Reader Writes - January 2021

Should we be entertained or terrified by the spectacle of the US presidential election? Donald Trump’s desperate and dangerous attempts to throw a legal and democratic vote have transgressed all conventions and norms of the last 100 years. A Wisconsin placard captured both the risible and the sinister in this spectacle with “Make Orwell fiction again”. Amen to that! American democracy has always been rougher than we are used to; after all, there was a savage civil war only a century and a half ago, and the progress from slavery, through segregation to contemporary inequality is stored in the folk memory. Orwell’s Ministry of Truth and the despotic power of “The Party” make fiction seem eerily familiar.

What we see and deplore in The States, we can recognise and trace, sometimes more faintly, in our own politics. Populism thrives on simplicity and conflict. Votes may be won through antagonism, but the price, as seen among Trump’s base, is enduring resentment and distrust of the electoral facts. Polarity is stoked up until cultural civil war wrecks the vision of common endeavour and reconciliation. We share, with the US and others, a contemporary erosion of respect for facts and truth. In Orwellian style, “doublethink” seems to control reality; our own Vote Leave campaign has seared our national conscience. Distinguishing truth from falsehood must be the moral bedrock of a functioning democracy. A shared truth allows mutual trust, notwithstanding healthy debate and disagreement; and falsehood is the heart of totalitarianism.

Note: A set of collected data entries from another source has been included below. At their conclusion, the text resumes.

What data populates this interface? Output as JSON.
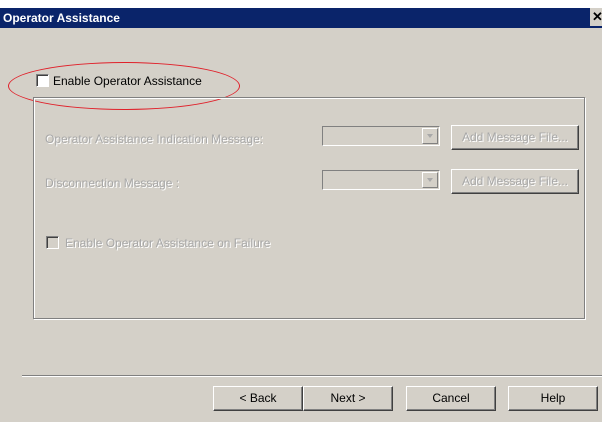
{
  "window": {
    "title": "Operator Assistance",
    "close_glyph": "✕"
  },
  "enable_option": {
    "label": "Enable Operator Assistance",
    "checked": false
  },
  "group": {
    "indication_label": "Operator Assistance Indication Message:",
    "indication_value": "",
    "indication_button": "Add Message File...",
    "disconnection_label": "Disconnection Message :",
    "disconnection_value": "",
    "disconnection_button": "Add Message File...",
    "failure_label": "Enable Operator Assistance on Failure",
    "failure_checked": false
  },
  "footer": {
    "back_label": "< Back",
    "next_label": "Next >",
    "cancel_label": "Cancel",
    "help_label": "Help"
  },
  "colors": {
    "titlebar": "#0a246a",
    "dialog": "#d4d0c8",
    "annotation": "#e0202a",
    "disabled_text": "#a8a8a8"
  }
}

Am I being ridiculous or was I right to hunt out my copy of Stefan Zweig’s searing memoire of pre-War central Europe? He was a Viennese writer and a Jew who experienced the horror of WW1, the debacle of the peace, and the rise of Fascism feeding relentlessly on resentment and poverty. He saw it all happening before his eyes, and when he left Vienna for sanctuary in London, he couldn’t make his British friends (or even his Viennese friends) believe that the world was in grave danger. They all despised Hitler and carried on with life. This is how Zweig saw it in Britain: “they persisted in the delusion that a man’s word was his bond, a treaty was a treaty, and they could negotiate with Hitler….  They could not or would not see that a new technique of deliberate or cynical amorality was being built up.”

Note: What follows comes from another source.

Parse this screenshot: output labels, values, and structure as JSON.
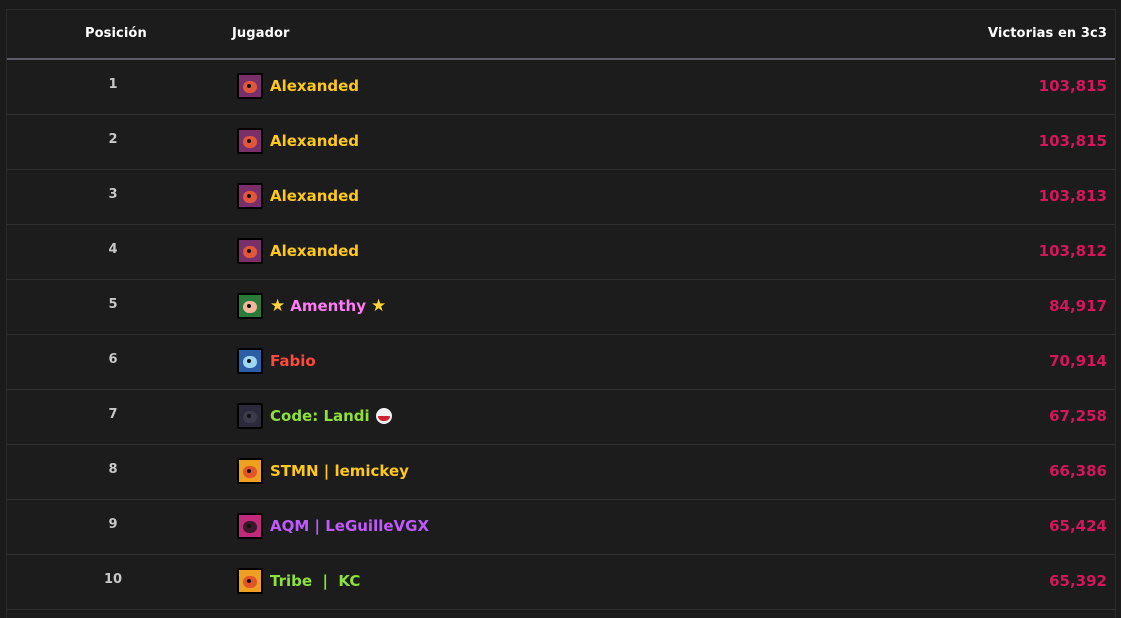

I am only now learning to pay attention to the word amorality. When our government flagrantly hides the truth, or bends the truth or invents the truth, it is not being immoral; they conduct politics and indeed government, by different (amoral) rules. Power makes the facts what they will. It sounds like the Ministry of Truth; I must dig out a copy of 1984.

The prophet Zechariah, writing to the Jews in exile after the Babylonian conquest, wrote ‘“Speak the truth to each other, and render true and sound judgement in your courts; …and do not love to swear falsely. I hate all this,” declares the Lord’. All through scripture truth is prescribed; no, required! Christian faith rests on the truth of the good news of the gospel. Jesus himself declared that he was “the way, and the truth and the life”. And our consent to be governed under democratic institutions depends on shared truth and mutual trust. Christians, of all people, must stand up for truth.